KIMANUS WENDA, a prisoner usually detained in Nabire prison had an operation to remove a tumour from his stomach at Dian Harapan hospital, Waena, Jayapura on 14 March 2012. Wenda is detained for treason (makar) and is serving a 20 year prison sentence.
According to Peneas Lokbere from United for Truth (Bersatu Untuk Kebenaran), an organisation which provides support for political prisoners in Papua, the operation began at 10am and lasted for two hours.
“After the operation he was transferred to the inpatient ward. The procedure went well without any obstacles,” said Lokbere. A growth and a hernia were operated on, and he was given six stitches.
Wenda was hospitalised until Saturday 17 March 2012. On Satuday, Dr Trajanus Lauretius said that Kimanus could go “home” to the jail in Abepura, but that every Tuesday he needs a check-up at the Dian Harapan Hospital.
Lokbere took Wenda to Abepura jail on Saturday afternoon. On Sunday Lokbere came back to bring his medication.
According to Lokbere, Kimanus Wenda said that two staff from the jail came into his cell. All his belongings –including his clothes and medicines– were turned upside down with no clear reason. He was offended by being treated in such an impolite manner while he was just recovering from an operation.
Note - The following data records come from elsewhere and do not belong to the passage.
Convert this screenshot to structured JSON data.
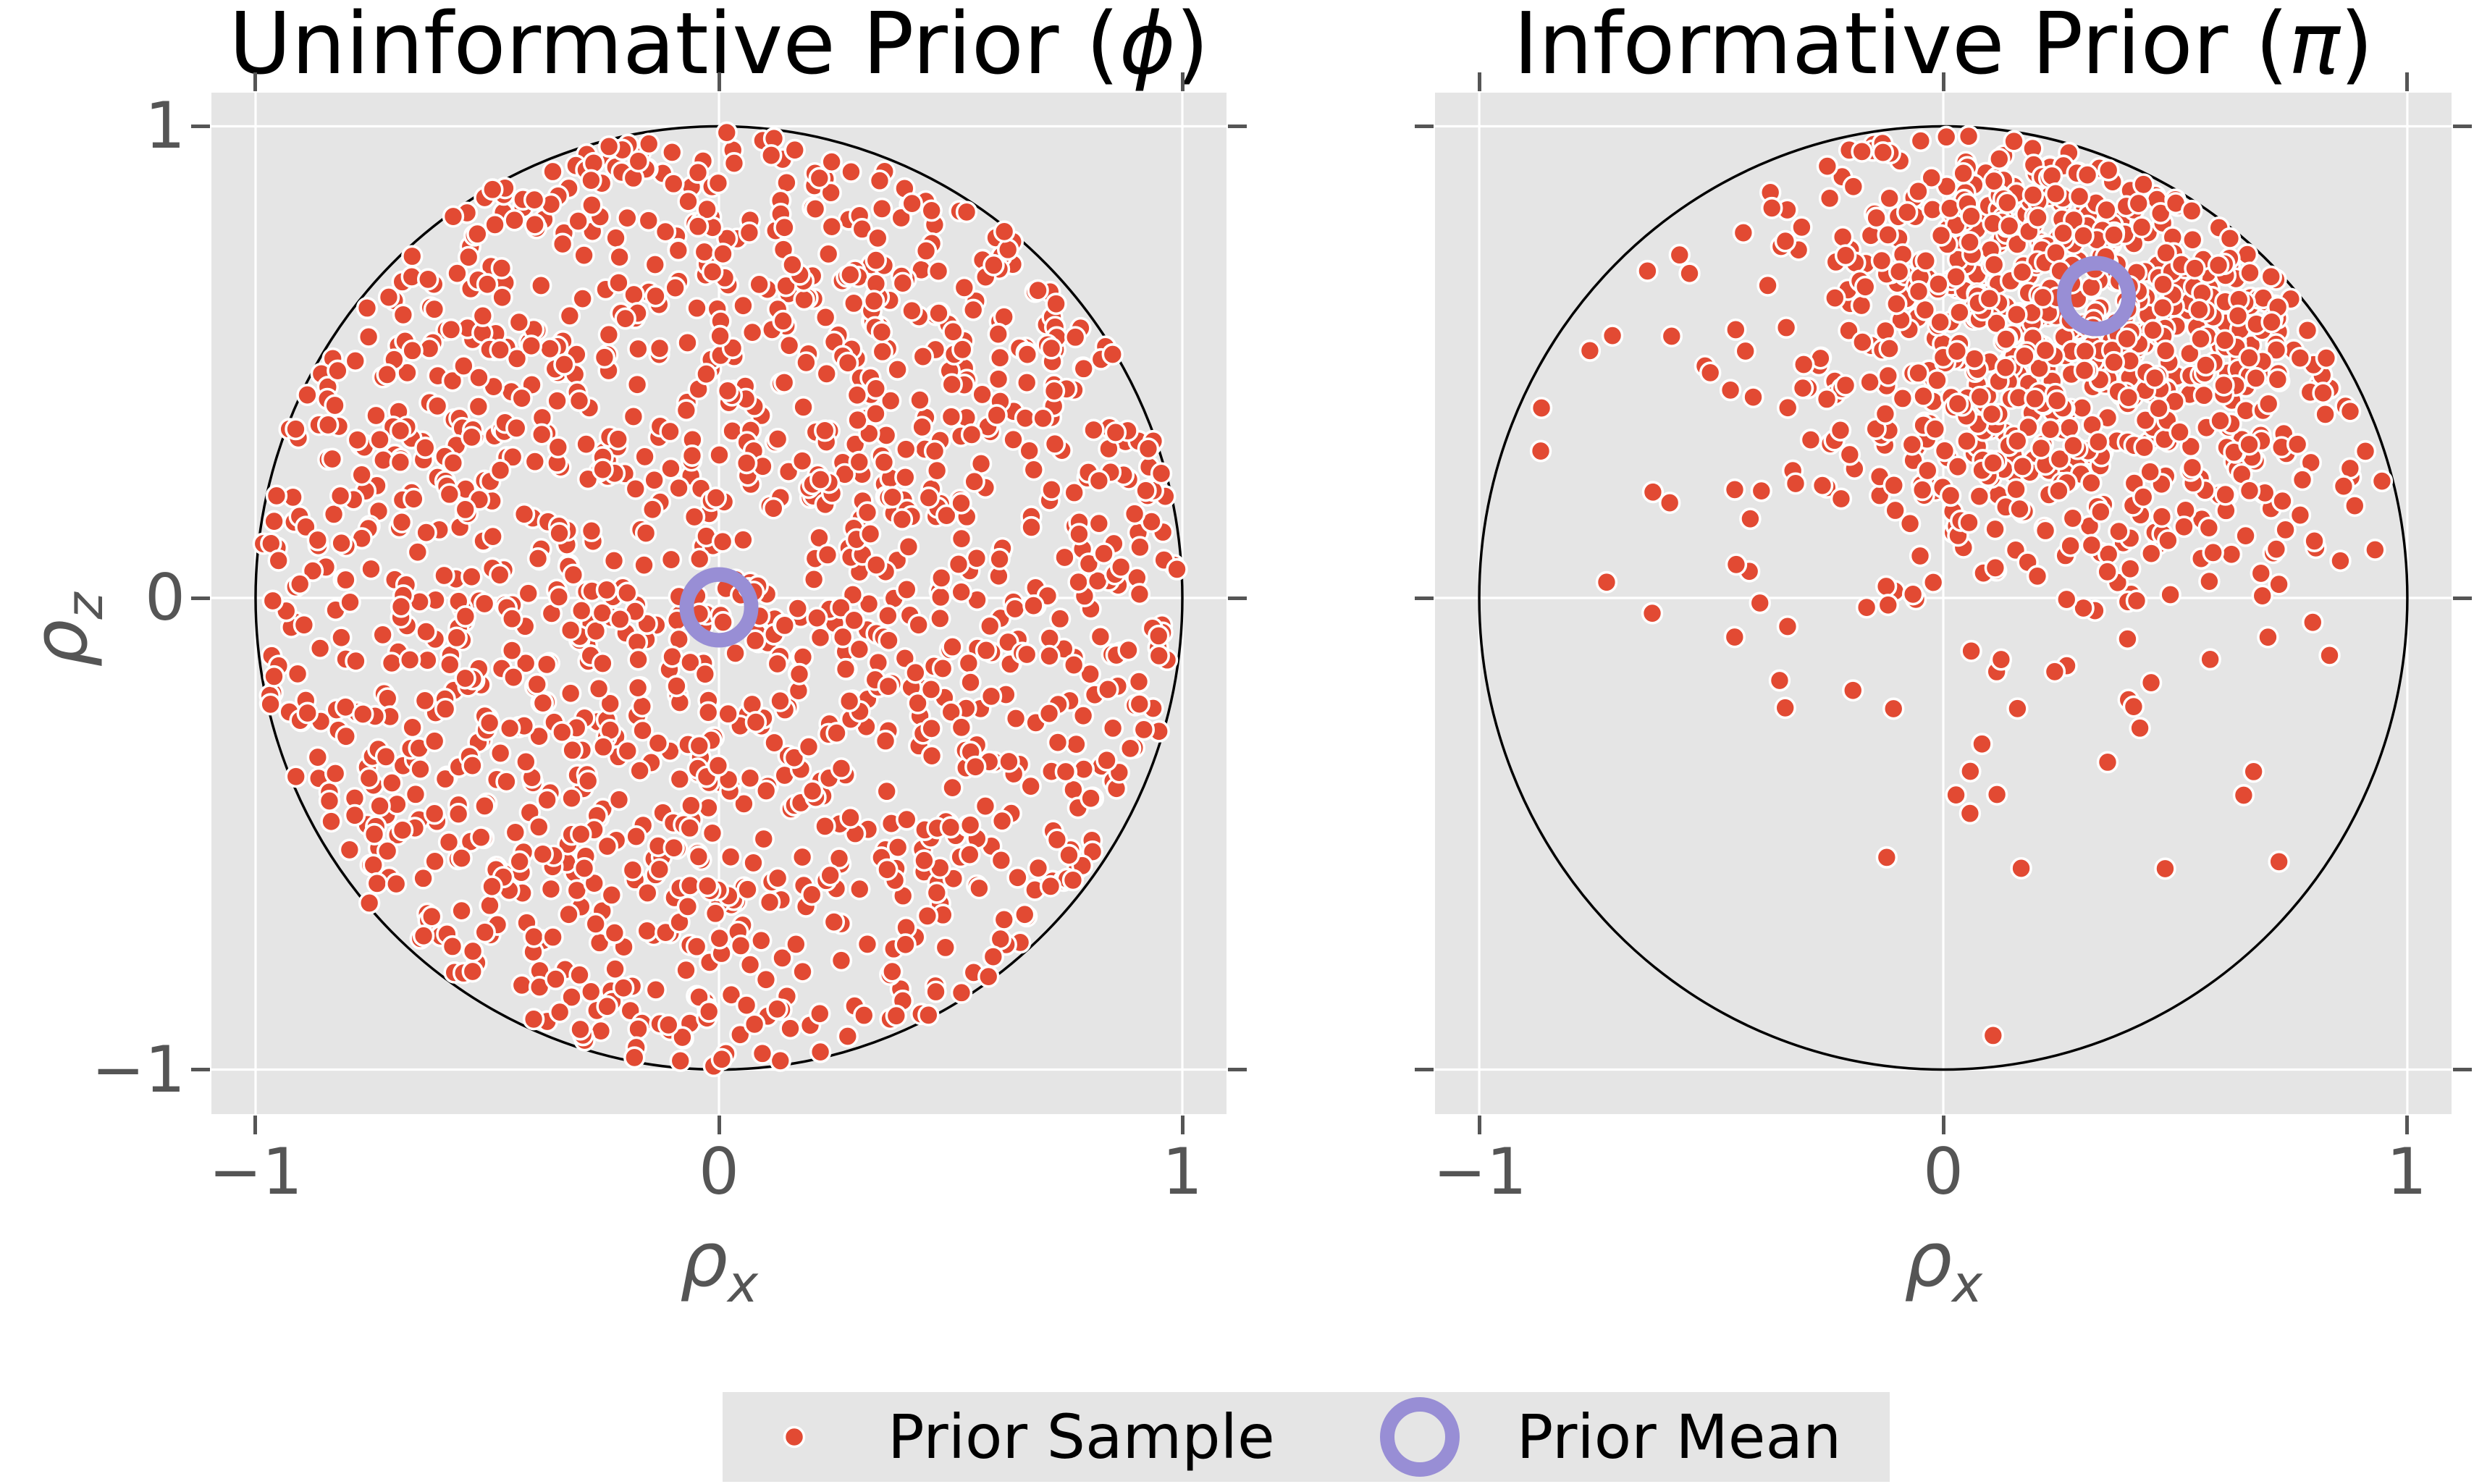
{
  "style": {
    "figure_bg": "#ffffff",
    "panel_bg": "#e5e5e5",
    "grid_color": "#ffffff",
    "tick_color": "#555555",
    "tick_label_color": "#555555",
    "title_color": "#000000",
    "sample_color": "#e24a33",
    "sample_edge_color": "#ffffff",
    "mean_ring_color": "#988ed5",
    "boundary_color": "#000000"
  },
  "chart_data": [
    {
      "type": "scatter",
      "title": "Uninformative Prior (ϕ)",
      "title_prefix": "Uninformative Prior (",
      "title_symbol": "ϕ",
      "title_suffix": ")",
      "xlabel": "ρx",
      "ylabel": "ρz",
      "x_symbol": "ρ",
      "x_sub": "x",
      "y_symbol": "ρ",
      "y_sub": "z",
      "xlim": [
        -1.1,
        1.1
      ],
      "ylim": [
        -1.07,
        1.09
      ],
      "xticks": [
        -1,
        0,
        1
      ],
      "yticks": [
        1,
        0,
        -1
      ],
      "xtick_labels": [
        "−1",
        "0",
        "1"
      ],
      "ytick_labels": [
        "1",
        "0",
        "−1"
      ],
      "grid": true,
      "legend_position": "figure-bottom",
      "boundary_circle": {
        "center": [
          0,
          0
        ],
        "radius": 1
      },
      "series": [
        {
          "name": "Prior Sample",
          "marker": "dot",
          "n": 1500,
          "seed": 11,
          "distribution": "uniform on unit disk"
        },
        {
          "name": "Prior Mean",
          "marker": "open-ring",
          "points": [
            [
              0,
              -0.02
            ]
          ]
        }
      ]
    },
    {
      "type": "scatter",
      "title": "Informative Prior (π)",
      "title_prefix": "Informative Prior (",
      "title_symbol": "π",
      "title_suffix": ")",
      "xlabel": "ρx",
      "ylabel": "",
      "x_symbol": "ρ",
      "x_sub": "x",
      "xlim": [
        -1.1,
        1.1
      ],
      "ylim": [
        -1.07,
        1.09
      ],
      "xticks": [
        -1,
        0,
        1
      ],
      "yticks": [
        1,
        0,
        -1
      ],
      "xtick_labels": [
        "−1",
        "0",
        "1"
      ],
      "ytick_labels": [],
      "grid": true,
      "legend_position": "figure-bottom",
      "boundary_circle": {
        "center": [
          0,
          0
        ],
        "radius": 1
      },
      "series": [
        {
          "name": "Prior Sample",
          "marker": "dot",
          "n": 900,
          "seed": 99,
          "distribution": "gaussian mixture centred on prior mean, truncated to unit disk",
          "mean": [
            0.33,
            0.64
          ],
          "components": [
            {
              "w": 0.8,
              "sd": 0.33
            },
            {
              "w": 0.2,
              "sd": 0.75
            }
          ]
        },
        {
          "name": "Prior Mean",
          "marker": "open-ring",
          "points": [
            [
              0.33,
              0.64
            ]
          ]
        }
      ]
    }
  ],
  "legend": {
    "items": [
      {
        "label": "Prior Sample",
        "marker": "dot"
      },
      {
        "label": "Prior Mean",
        "marker": "open-ring"
      }
    ]
  }
}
Kimanus Wenda is actually listed as a prisoner at Nabire jail. However he cannot return to Nabire at present because he needs to recover properly first and have the stitches removed from his stomach.
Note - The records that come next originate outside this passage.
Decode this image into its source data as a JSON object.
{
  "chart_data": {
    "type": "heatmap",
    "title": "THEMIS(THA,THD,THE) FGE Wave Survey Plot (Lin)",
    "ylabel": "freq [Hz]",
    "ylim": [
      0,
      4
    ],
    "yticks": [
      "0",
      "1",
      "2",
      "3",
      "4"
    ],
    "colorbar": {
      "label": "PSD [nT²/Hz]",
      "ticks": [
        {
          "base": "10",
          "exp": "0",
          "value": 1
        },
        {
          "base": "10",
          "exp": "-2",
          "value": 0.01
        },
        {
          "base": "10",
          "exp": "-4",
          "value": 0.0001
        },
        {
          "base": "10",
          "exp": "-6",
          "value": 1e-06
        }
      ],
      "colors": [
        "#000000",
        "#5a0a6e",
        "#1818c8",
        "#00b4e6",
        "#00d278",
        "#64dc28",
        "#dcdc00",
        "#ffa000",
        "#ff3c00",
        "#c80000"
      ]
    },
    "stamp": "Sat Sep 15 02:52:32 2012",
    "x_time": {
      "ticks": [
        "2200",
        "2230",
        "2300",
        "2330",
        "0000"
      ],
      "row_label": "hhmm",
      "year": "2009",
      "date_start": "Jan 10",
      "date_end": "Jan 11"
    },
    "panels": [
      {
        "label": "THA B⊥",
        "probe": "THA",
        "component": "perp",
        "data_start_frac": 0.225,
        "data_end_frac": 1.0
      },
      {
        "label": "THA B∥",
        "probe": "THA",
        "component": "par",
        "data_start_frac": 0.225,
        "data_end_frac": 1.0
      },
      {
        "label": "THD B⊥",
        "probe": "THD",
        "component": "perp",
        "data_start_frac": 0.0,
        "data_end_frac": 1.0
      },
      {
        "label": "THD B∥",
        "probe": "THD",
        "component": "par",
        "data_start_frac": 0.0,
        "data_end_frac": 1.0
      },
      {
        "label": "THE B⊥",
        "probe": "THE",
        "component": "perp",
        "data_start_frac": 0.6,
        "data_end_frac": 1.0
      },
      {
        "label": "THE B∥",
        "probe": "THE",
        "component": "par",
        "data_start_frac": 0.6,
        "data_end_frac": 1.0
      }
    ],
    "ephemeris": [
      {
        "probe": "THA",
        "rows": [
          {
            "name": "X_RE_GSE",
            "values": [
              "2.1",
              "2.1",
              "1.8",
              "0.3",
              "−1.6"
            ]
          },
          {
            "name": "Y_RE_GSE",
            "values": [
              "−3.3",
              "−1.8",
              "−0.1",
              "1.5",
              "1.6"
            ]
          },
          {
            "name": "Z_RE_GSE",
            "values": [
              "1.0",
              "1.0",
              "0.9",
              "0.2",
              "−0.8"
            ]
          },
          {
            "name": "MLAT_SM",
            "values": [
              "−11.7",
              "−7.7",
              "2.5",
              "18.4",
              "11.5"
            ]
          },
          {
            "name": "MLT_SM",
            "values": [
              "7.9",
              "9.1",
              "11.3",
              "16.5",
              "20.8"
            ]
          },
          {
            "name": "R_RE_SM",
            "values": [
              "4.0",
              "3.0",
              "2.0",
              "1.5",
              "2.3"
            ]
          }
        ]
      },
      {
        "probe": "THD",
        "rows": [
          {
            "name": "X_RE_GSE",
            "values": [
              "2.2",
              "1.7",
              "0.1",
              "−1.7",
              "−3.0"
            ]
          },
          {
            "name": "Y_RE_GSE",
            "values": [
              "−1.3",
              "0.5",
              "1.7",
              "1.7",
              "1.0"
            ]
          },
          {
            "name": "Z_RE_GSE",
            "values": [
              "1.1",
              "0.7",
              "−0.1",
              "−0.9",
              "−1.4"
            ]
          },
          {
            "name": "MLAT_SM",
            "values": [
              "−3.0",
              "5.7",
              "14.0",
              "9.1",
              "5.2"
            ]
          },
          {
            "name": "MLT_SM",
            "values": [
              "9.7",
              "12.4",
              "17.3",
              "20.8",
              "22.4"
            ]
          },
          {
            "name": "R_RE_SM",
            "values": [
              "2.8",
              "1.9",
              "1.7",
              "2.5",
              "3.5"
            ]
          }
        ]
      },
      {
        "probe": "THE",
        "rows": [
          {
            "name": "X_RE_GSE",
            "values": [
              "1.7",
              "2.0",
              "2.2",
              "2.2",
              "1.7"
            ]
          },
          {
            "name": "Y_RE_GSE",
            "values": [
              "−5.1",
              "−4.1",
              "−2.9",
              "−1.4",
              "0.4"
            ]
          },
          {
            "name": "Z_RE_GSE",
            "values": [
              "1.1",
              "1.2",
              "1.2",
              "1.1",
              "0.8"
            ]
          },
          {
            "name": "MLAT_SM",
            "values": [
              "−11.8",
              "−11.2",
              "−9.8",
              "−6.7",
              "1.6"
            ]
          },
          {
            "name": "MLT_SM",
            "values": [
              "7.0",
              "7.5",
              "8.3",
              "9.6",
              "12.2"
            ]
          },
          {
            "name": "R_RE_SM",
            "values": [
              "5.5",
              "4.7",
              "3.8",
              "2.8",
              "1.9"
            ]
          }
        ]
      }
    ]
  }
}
According to the Asian Human Rights Commission, Kimanus Wenda started to complain of feeling ill in 2010, and was vomiting frequently. The doctor at Nabire prison examined him and said that he needed to be examined in Jayapura. However, the Ministry for Justice and Human Rights said that they could not pay for an operation in Jayapura. They claimed they didn’t have the money to cover the costs of the operation.
An official of Nabire jail disagreed that Wenda was ill. The proof? Kimanus Wenda could still play volleyball in the prison field in Nabire. The obstructive behaviour prompted Peneas Lokbere to gather funds for Wenda’s operation. Various non-governmental organisations have contributed to the cost of the journey, transfer between the Nabire and Abepura prisons, and the medication for Kimanus Wenda.
According to the Facebook page of Tapol (London), an organisation which provides support for political prisoners, their internet fundraising campaign using the gofundme.com website raised £2,000, which included £1,040 in direct donations and an anonymous private donation of £1,000. They channelled the funds through Peneas Lokbere and friends in Jayapura.
At present, Lokbere is monitoring Kimanus Wenda’s recovery in Abepura prison. Once he recovers and the stitches are out, Wenda will return to Nabire prison. According to Indonesian law, the Indonesian government is responsible for providing prisoners with healthcare.
However, the problem of budgets is often used by the Ministry for Justice and Human Rights as an excuse for not complying with this regulation.
Ironically, the Indonesian government has also banned the International Committee of the Red Cross (ICRC) from working in Papua since March 2009, despite the fact that ICRC often helps the families of prisoners to visit the detainees. The ICRC also usually gives support for medication for prisoners, no matter who they are.
Peneas Lokbere and TAPOL are now collecting funds for an operation for Jefrai Murib who is currently in Biak prison.
Jefrai Murib is suspected of having suffered a stroke on 19 December 2011. The left side of his body and his left arm and leg have lost all sensation. Murib has been examined at the Biak General Hospital, where the doctor’s diagnosis was that he needs to be examined at the General Hospital in Jayapura.